Enter Russell Crowe as Terry Thorne, hostage negotiator, who I should tell you, before this film is over will actually wear a singlet that seems to have been left over from his wardrobe in 'Gladiator.' At any rate, here he comes, to save the day. He will negotiate with the rebels and get Peter back. But then, plot shift number two, Peter's company didn't pay the last premium on their kidnap insurance, and so Terry has to pack and go home to London, leaving poor Peter out there for good, and poor Alice -- well.... All of this is done by means of the most mechanical cross-cutting between Terry and Alice, on the one hand, and Peter and the rebels on the other. You know -- Day 3. Day 22. One problem with the sequences showing Peter as captive is that Morse is simply not a very interesting actor, and he can't make his pain and humiliation, which the film is careful to show us, into something that we care very much about. His fellow captive, the German Eric Kessler, played by Gottfried John, is infinitely more interesting and draws us into his situation much more believably.
In any case, something in Alice, and I won't say what, strikes a chord in Terry, and back he comes, on his own this time, to save the day again. Will he succeed? And will the screenwriter, Tony Gilroy, reach deep into his bag of clichés again and set up a final renunciation scene right out of everybody's favorite film Casablanca? It is shamelesss. I will say this -- like Paul Henreid in 'Casablanca,' 'Proof of Life' is the first movie in David Morse's career in which he ends up with the girl.
There is actually one very interesting and believable relationship in the film, and that is between Meg Ryan's character and that of her sister-in-law, Peter's sister Janis, played by Pamela Reed.

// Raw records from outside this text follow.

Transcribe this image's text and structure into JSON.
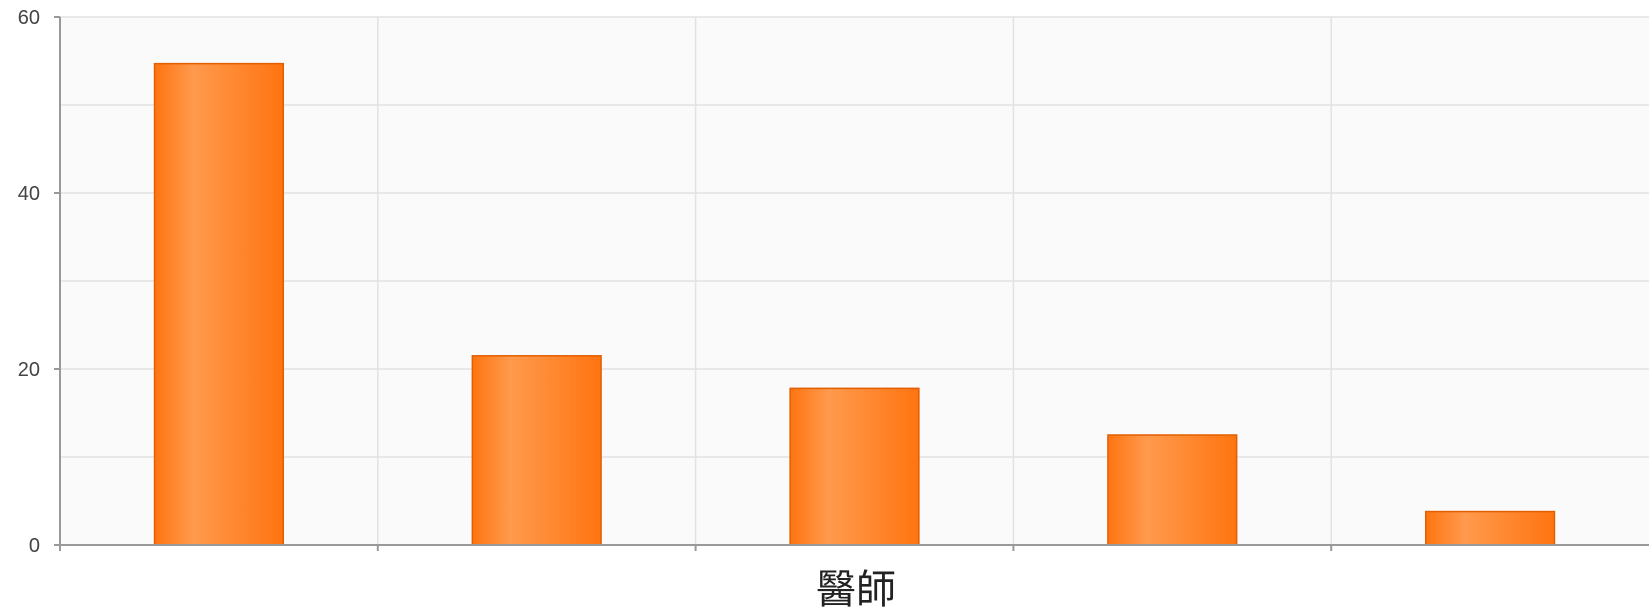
{
  "chart_data": {
    "type": "bar",
    "categories": [
      "",
      "",
      "",
      "",
      ""
    ],
    "values": [
      54.7,
      21.5,
      17.8,
      12.5,
      3.8
    ],
    "title": "",
    "xlabel": "醫師",
    "ylabel": "",
    "ylim": [
      0,
      60
    ],
    "yticks": [
      "0",
      "20",
      "40",
      "60"
    ],
    "grid": true,
    "legend": "none",
    "bar_color": "#ff7410",
    "bar_highlight": "#ff9a4d",
    "bar_edge": "#e25e00",
    "plot_background": "#fafafa"
  }
}
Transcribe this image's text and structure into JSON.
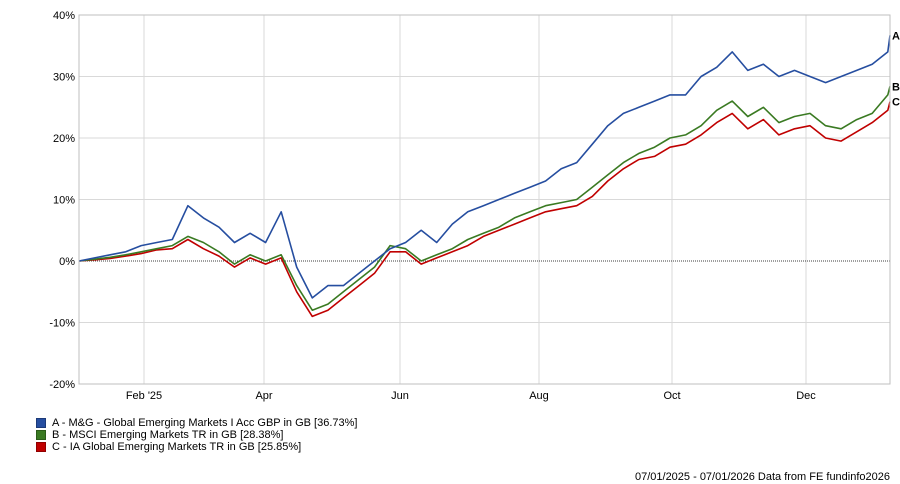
{
  "chart_data": {
    "type": "line",
    "ylim": [
      -20,
      40
    ],
    "y_ticks": [
      "40%",
      "30%",
      "20%",
      "10%",
      "0%",
      "-10%",
      "-20%"
    ],
    "x_ticks": [
      "Feb '25",
      "Apr",
      "Jun",
      "Aug",
      "Oct",
      "Dec"
    ],
    "x": [
      0,
      7,
      14,
      21,
      28,
      35,
      42,
      49,
      56,
      63,
      70,
      77,
      84,
      91,
      98,
      105,
      112,
      119,
      126,
      133,
      140,
      147,
      154,
      161,
      168,
      175,
      182,
      189,
      196,
      203,
      210,
      217,
      224,
      231,
      238,
      245,
      252,
      259,
      266,
      273,
      280,
      287,
      294,
      301,
      308,
      315,
      322,
      329,
      336,
      343,
      350,
      357,
      364,
      365
    ],
    "series": [
      {
        "marker": "A",
        "color": "#264ea0",
        "name": "A - M&G - Global Emerging Markets I Acc GBP in GB [36.73%]",
        "values": [
          0,
          0.5,
          1,
          1.5,
          2.5,
          3,
          3.5,
          9,
          7,
          5.5,
          3,
          4.5,
          3,
          8,
          -1,
          -6,
          -4,
          -4,
          -2,
          0,
          2,
          3,
          5,
          3,
          6,
          8,
          9,
          10,
          11,
          12,
          13,
          15,
          16,
          19,
          22,
          24,
          25,
          26,
          27,
          27,
          30,
          31.5,
          34,
          31,
          32,
          30,
          31,
          30,
          29,
          30,
          31,
          32,
          34,
          36.7
        ]
      },
      {
        "marker": "B",
        "color": "#3a7a22",
        "name": "B - MSCI Emerging Markets TR in GB [28.38%]",
        "values": [
          0,
          0.3,
          0.6,
          1,
          1.5,
          2,
          2.5,
          4,
          3,
          1.5,
          -0.5,
          1,
          0,
          1,
          -4,
          -8,
          -7,
          -5,
          -3,
          -1,
          2.5,
          2,
          0,
          1,
          2,
          3.5,
          4.5,
          5.5,
          7,
          8,
          9,
          9.5,
          10,
          12,
          14,
          16,
          17.5,
          18.5,
          20,
          20.5,
          22,
          24.5,
          26,
          23.5,
          25,
          22.5,
          23.5,
          24,
          22,
          21.5,
          23,
          24,
          27,
          28.4
        ]
      },
      {
        "marker": "C",
        "color": "#c00000",
        "name": "C - IA Global Emerging Markets TR in GB [25.85%]",
        "values": [
          0,
          0.2,
          0.4,
          0.8,
          1.2,
          1.8,
          2,
          3.5,
          2,
          0.8,
          -1,
          0.5,
          -0.5,
          0.5,
          -5,
          -9,
          -8,
          -6,
          -4,
          -2,
          1.5,
          1.5,
          -0.5,
          0.5,
          1.5,
          2.5,
          4,
          5,
          6,
          7,
          8,
          8.5,
          9,
          10.5,
          13,
          15,
          16.5,
          17,
          18.5,
          19,
          20.5,
          22.5,
          24,
          21.5,
          23,
          20.5,
          21.5,
          22,
          20,
          19.5,
          21,
          22.5,
          24.5,
          25.9
        ]
      }
    ]
  },
  "legend": [
    {
      "label": "A - M&G - Global Emerging Markets I Acc GBP in GB [36.73%]",
      "color": "#264ea0"
    },
    {
      "label": "B - MSCI Emerging Markets TR in GB [28.38%]",
      "color": "#3a7a22"
    },
    {
      "label": "C - IA Global Emerging Markets TR in GB [25.85%]",
      "color": "#c00000"
    }
  ],
  "footer": "07/01/2025 - 07/01/2026 Data from FE fundinfo2026"
}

The two start off as wary opponents with opposing ideas about how to deal with the kidnapping, and come to find great comfort and solace and strength in each other. It's the closest 'Proof of Life' comes to any kind of believability.
The film was directed by Taylor Hackford, whose career has been a very mixed bag, including 'An Officer and a Gentleman,' 'White Nights,' and 'Dolores Claiborne.' Here his action sequences seem taken from some other film, and his pacing is always a few seconds, sometimes even just a few frames, too slow. He should be leading us, and instead we wait for his movie to catch up.